Joe Ready

Executive vice president, Wells Fargo Institutional Retirement and Trust
Joe Ready

PA: How do you see defined contribution [DC] plans evolving in the future?

Joe Ready: We’ve seen many great evolutions in retirement plans, the most recent being automation. Now we have auto-plans where we auto-enroll, auto-save, auto-invest. But largely these have been one size fits all. I think technology, the regulatory environment and regulatory changes, as well as the concept of “big data,” will drive another evolution—one more personalized and relevant to not only the accumulation but also the decumulation and risk-management side of the equation. It’ll focus on the four categories of participants as they progress through their retirement journey: early savers; those in mid-career with aging parents, kids in college: “How do I find more money to save?”; the near-retirees, who have way different needs; and the “living in” phase of retirement. There’s real opportunity to take people from Day One on the job all the way through retirement, and I think you’ll see services and products evolve that cater to each segment individually.

PA: How will technology play a role in the evolution?

Ready: If you inventory your plan against the four phases—whether in terms of plan design or investment services—and consider how you communicate with each and offer education and advice, you’ll see that much of it caters to early savers and mid-careers. There’s opportunity to evolve your plan toward near-retirees and retirees, to offer more plan information addressing where they’re at in their journey, so they have a better outcome.

PA: How is Wells Fargo using innovation to help both plan sponsors and participants with their retirement challenges?

Ready: We think innovation for sponsors and participants is about guiding them to the next best step they can take to drive a better outcome. At a sponsor level, it’s about presenting, through technology, real-time modeling, letting them do “what if” scenarios—“What if we add this plan design feature, what outcome might we expect? What might be the impact to participants in terms of savings rate, diversification, etc.?”—that can predict how something might improve overall plan health and utilization.
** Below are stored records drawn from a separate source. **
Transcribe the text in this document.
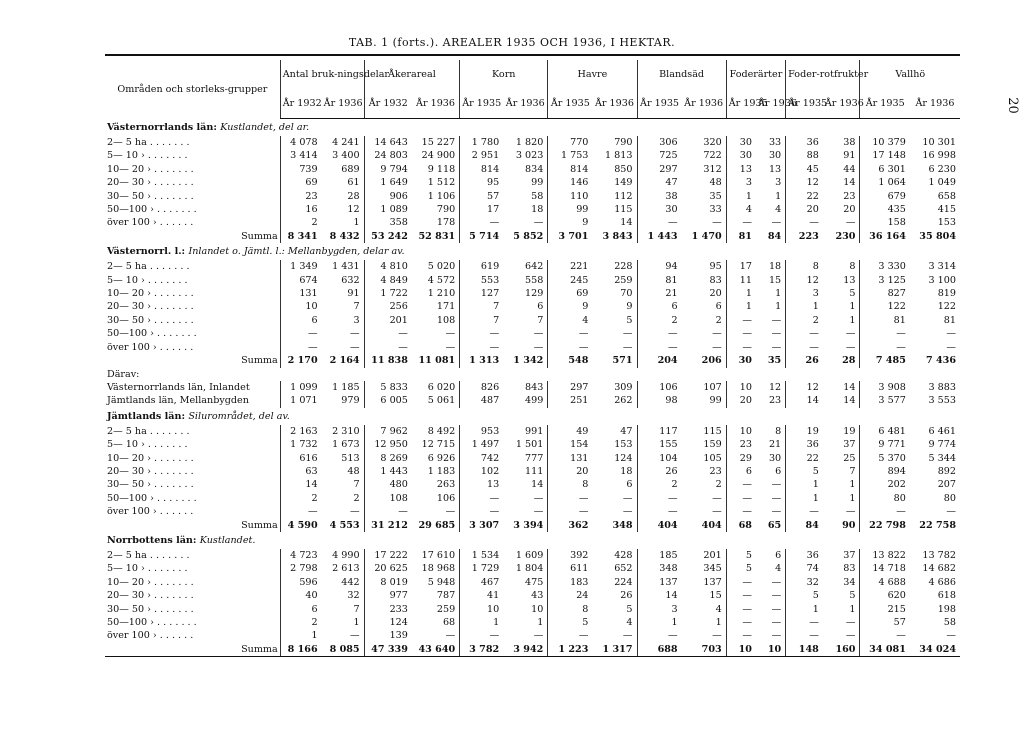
TAB. 1 (forts.). AREALER 1935 OCH 1936, I HEKTAR.
20
Områden och storleks-grupper	Antal bruk-ningsdelar		Åkerareal		Korn		Havre		Blandsäd		Foderärter		Foder-rotfrukter		Vallhö	
	År 1932	År 1936	År 1932	År 1936	År 1935	År 1936	År 1935	År 1936	År 1935	År 1936	År 1935	År 1936	År 1935	År 1936	År 1935	År 1936
Västernorrlands län: Kustlandet, del ar.																
2— 5 ha . . . . . . .	4 078	4 241	14 643	15 227	1 780	1 820	770	790	306	320	30	33	36	38	10 379	10 301
5— 10 › . . . . . . .	3 414	3 400	24 803	24 900	2 951	3 023	1 753	1 813	725	722	30	30	88	91	17 148	16 998
10— 20 › . . . . . . .	739	689	9 794	9 118	814	834	814	850	297	312	13	13	45	44	6 301	6 230
20— 30 › . . . . . . .	69	61	1 649	1 512	95	99	146	149	47	48	3	3	12	14	1 064	1 049
30— 50 › . . . . . . .	23	28	906	1 106	57	58	110	112	38	35	1	1	22	23	679	658
50—100 › . . . . . . .	16	12	1 089	790	17	18	99	115	30	33	4	4	20	20	435	415
över 100 › . . . . . .	2	1	358	178	—	—	9	14	—	—	—	—	—	—	158	153
Summa	8 341	8 432	53 242	52 831	5 714	5 852	3 701	3 843	1 443	1 470	81	84	223	230	36 164	35 804
Västernorrl. l.: Inlandet o. Jämtl. l.: Mellanbygden, delar av.																
2— 5 ha . . . . . . .	1 349	1 431	4 810	5 020	619	642	221	228	94	95	17	18	8	8	3 330	3 314
5— 10 › . . . . . . .	674	632	4 849	4 572	553	558	245	259	81	83	11	15	12	13	3 125	3 100
10— 20 › . . . . . . .	131	91	1 722	1 210	127	129	69	70	21	20	1	1	3	5	827	819
20— 30 › . . . . . . .	10	7	256	171	7	6	9	9	6	6	1	1	1	1	122	122
30— 50 › . . . . . . .	6	3	201	108	7	7	4	5	2	2	—	—	2	1	81	81
50—100 › . . . . . . .	—	—	—	—	—	—	—	—	—	—	—	—	—	—	—	—
över 100 › . . . . . .	—	—	—	—	—	—	—	—	—	—	—	—	—	—	—	—
Summa	2 170	2 164	11 838	11 081	1 313	1 342	548	571	204	206	30	35	26	28	7 485	7 436
Därav:																
Västernorrlands län, Inlandet	1 099	1 185	5 833	6 020	826	843	297	309	106	107	10	12	12	14	3 908	3 883
Jämtlands län, Mellanbygden	1 071	979	6 005	5 061	487	499	251	262	98	99	20	23	14	14	3 577	3 553
Jämtlands län: Silurområdet, del av.																
2— 5 ha . . . . . . .	2 163	2 310	7 962	8 492	953	991	49	47	117	115	10	8	19	19	6 481	6 461
5— 10 › . . . . . . .	1 732	1 673	12 950	12 715	1 497	1 501	154	153	155	159	23	21	36	37	9 771	9 774
10— 20 › . . . . . . .	616	513	8 269	6 926	742	777	131	124	104	105	29	30	22	25	5 370	5 344
20— 30 › . . . . . . .	63	48	1 443	1 183	102	111	20	18	26	23	6	6	5	7	894	892
30— 50 › . . . . . . .	14	7	480	263	13	14	8	6	2	2	—	—	1	1	202	207
50—100 › . . . . . . .	2	2	108	106	—	—	—	—	—	—	—	—	1	1	80	80
över 100 › . . . . . .	—	—	—	—	—	—	—	—	—	—	—	—	—	—	—	—
Summa	4 590	4 553	31 212	29 685	3 307	3 394	362	348	404	404	68	65	84	90	22 798	22 758
Norrbottens län: Kustlandet.																
2— 5 ha . . . . . . .	4 723	4 990	17 222	17 610	1 534	1 609	392	428	185	201	5	6	36	37	13 822	13 782
5— 10 › . . . . . . .	2 798	2 613	20 625	18 968	1 729	1 804	611	652	348	345	5	4	74	83	14 718	14 682
10— 20 › . . . . . . .	596	442	8 019	5 948	467	475	183	224	137	137	—	—	32	34	4 688	4 686
20— 30 › . . . . . . .	40	32	977	787	41	43	24	26	14	15	—	—	5	5	620	618
30— 50 › . . . . . . .	6	7	233	259	10	10	8	5	3	4	—	—	1	1	215	198
50—100 › . . . . . . .	2	1	124	68	1	1	5	4	1	1	—	—	—	—	57	58
över 100 › . . . . . .	1	—	139	—	—	—	—	—	—	—	—	—	—	—	—	—
Summa	8 166	8 085	47 339	43 640	3 782	3 942	1 223	1 317	688	703	10	10	148	160	34 081	34 024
For participants, it’s how do I engage them at a personal level, make an emotional connection by leveraging technology? For example, is it a mobile alert that recognizes a birthday or a salary-increase date to get them to take that next best step? For near-retirees, it might be looking at their asset allocation as they enter their final accumulation phase, giving them investment ideas that helps them think through how to preserve principal.

PA: Are plan sponsors and participants showing interest in the technology?

Ready: People want value-added information, not just in terms of “Here is information and education” but “What’s my next best relevant step? How can I improve my outcome?” For example, with our Easy Enroll campaign, we personalized the message, engaged them at an emotional level and, most importantly, gave them a simple process—basically, by one click, they had an action go through and get executed. That really worked and resonated with them. That tells me there is definite interest in using the technology.

PA: What technology trends do you see on the horizon?

Ready: I think one of the biggest trends will be in how we use big data. We’ve learned a lot about individuals beyond just their age, gender and savings rate. We’ve learned about their preferences, and how they want to interface and interact with us, how they want to access different channels. We’ve learned about their spending habits and where we might help them find more money to save, versus just sending them a message saying to save more. We can leverage technology to drive that personalized, emotional connection to the next best step they can take and do that through different channels. In the mobile space, for example, we’ve just introduced quick enroll. Through receiving a text message, they just click on the link and enroll in a plan. We’ve gotten tremendous adoption, because they didn’t have to go through a five-step process, remember their user ID and password. That’s one example of how we’ll use technology to engage and empower. There’s much more we can do along those lines to improve the participant’s overall financial wellness and outcome.

PA: How is Wells Fargo broadly positioned to support innovation in the future?

Ready: Most middle-class Americans are saving for retirement. Outside of their home, their defined contribution 401(k) plan is their largest asset. We’re well-positioned to help them save through looking at both the asset and liability side of their financial equation. It’s not just about accumulation because if you go into retirement with all the right saving habits, but twice the amount of debt, you might not have the best outcome. So by leveraging the power of the broader Wells Fargo, we can help with their complete financial picture so that when they go into retirement, they’re financially fit.